Our approach is to recognize that ultra-high performance terrestrial state-of-the-art image processing microelectronics hardware likely will not be available. To address this constraint, our solution is to instead selectively reduce or throttle the image data from the image sensors to the downstream image processing microelectronic hardware. By selectively (and significantly) reducing the image data rate from the camera(s), lower performance space-qualifiable image processing electronics will then be able to provide the needed functionality on the now much sparser information from image data. The challenge is reducing the image data rate, while still providing the terrestrial-comparable state (pose and velocity) estimation, 3D object detection, depth estimation, mapping, and tracking functionality needed for autonomous operations.

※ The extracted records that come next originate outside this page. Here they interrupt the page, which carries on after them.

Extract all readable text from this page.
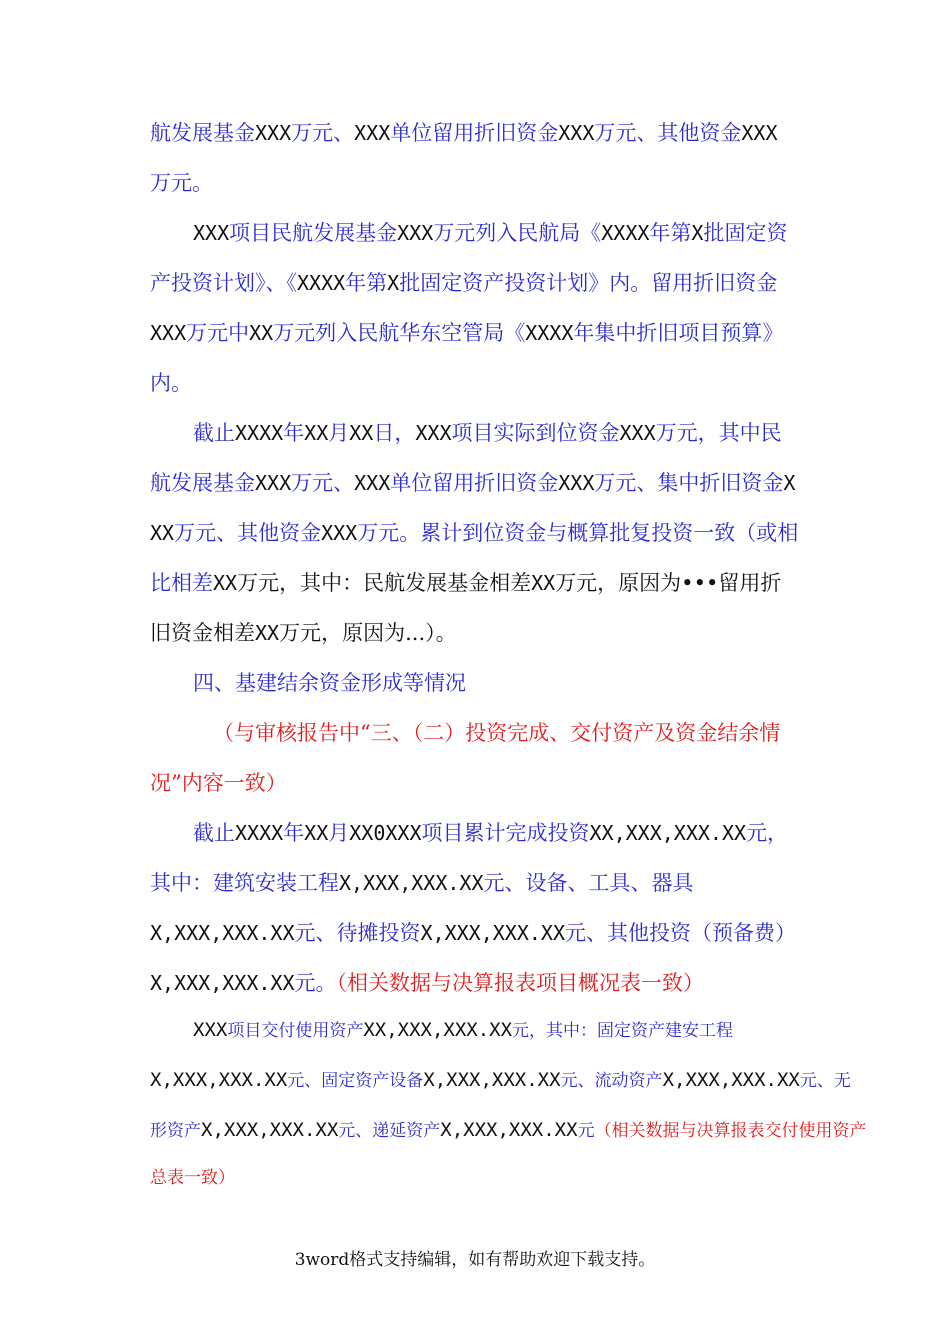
航发展基金XXX万元、XXX单位留用折旧资金XXX万元、其他资金XXX
万元。
XXX项目民航发展基金XXX万元列入民航局《XXXX年第X批固定资
产投资计划》、《XXXX年第X批固定资产投资计划》内。留用折旧资金
XXX万元中XX万元列入民航华东空管局《XXXX年集中折旧项目预算》
内。
截止XXXX年XX月XX日，XXX项目实际到位资金XXX万元，其中民
航发展基金XXX万元、XXX单位留用折旧资金XXX万元、集中折旧资金X
XX万元、其他资金XXX万元。累计到位资金与概算批复投资一致（或相
比相差XX万元，其中：民航发展基金相差XX万元，原因为•••留用折
旧资金相差XX万元，原因为...）。
四、基建结余资金形成等情况
（与审核报告中“三、（二）投资完成、交付资产及资金结余情
况”内容一致）
截止XXXX年XX月XX0XXX项目累计完成投资XX,XXX,XXX.XX元，
其中：建筑安装工程X,XXX,XXX.XX元、设备、工具、器具
X,XXX,XXX.XX元、待摊投资X,XXX,XXX.XX元、其他投资（预备费）
X,XXX,XXX.XX元。（相关数据与决算报表项目概况表一致）
XXX项目交付使用资产XX,XXX,XXX.XX元，其中：固定资产建安工程
X,XXX,XXX.XX元、固定资产设备X,XXX,XXX.XX元、流动资产X,XXX,XXX.XX元、无
形资产X,XXX,XXX.XX元、递延资产X,XXX,XXX.XX元（相关数据与决算报表交付使用资产
总表一致）
3word格式支持编辑，如有帮助欢迎下载支持。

We propose to solve this challenge by replacing existing conventional space-grade CMOS frame-based cameras with a novel radiation-hardened version of a Dynamic and Active Pixel Vision Sensor (DAVIS) dual-mode image sensor , which combines a conventional global-shutter CMOS camera with an event-based image sensor (EBS) in the same pixel array. In practice, event-based image sensors can reduce the downstream computational burden by an estimated one to two orders of magnitude.
Future NASA missions that could benefit from these advancements include the Lunar Gateway, expected to be unmanned for 92% of the time and thus, rely heavily on robotic systems for maintenance and repair, and a planned ‘tunnel-bot’ to pierce through the icy surface on Europa to study the space underneath. It can also help the Cold Operable Lunar Deployable Arm (COLDArm) project, one of NASA’s technologies being developed to enable future missions to extreme environments on the Moon, Mars, and ocean worlds such as Jupiter and Saturn moons.
Alphacore’s solution can be applied for use in maintenance and repair of defense and commercial space systems. Alphacore’s radiation-hardened perception technology can help add autonomous capabilities to defense unmanned aerial vehicles and autonomous terrestrial platforms, such as future robotic combat vehicles and optionally manned fighting vehicles.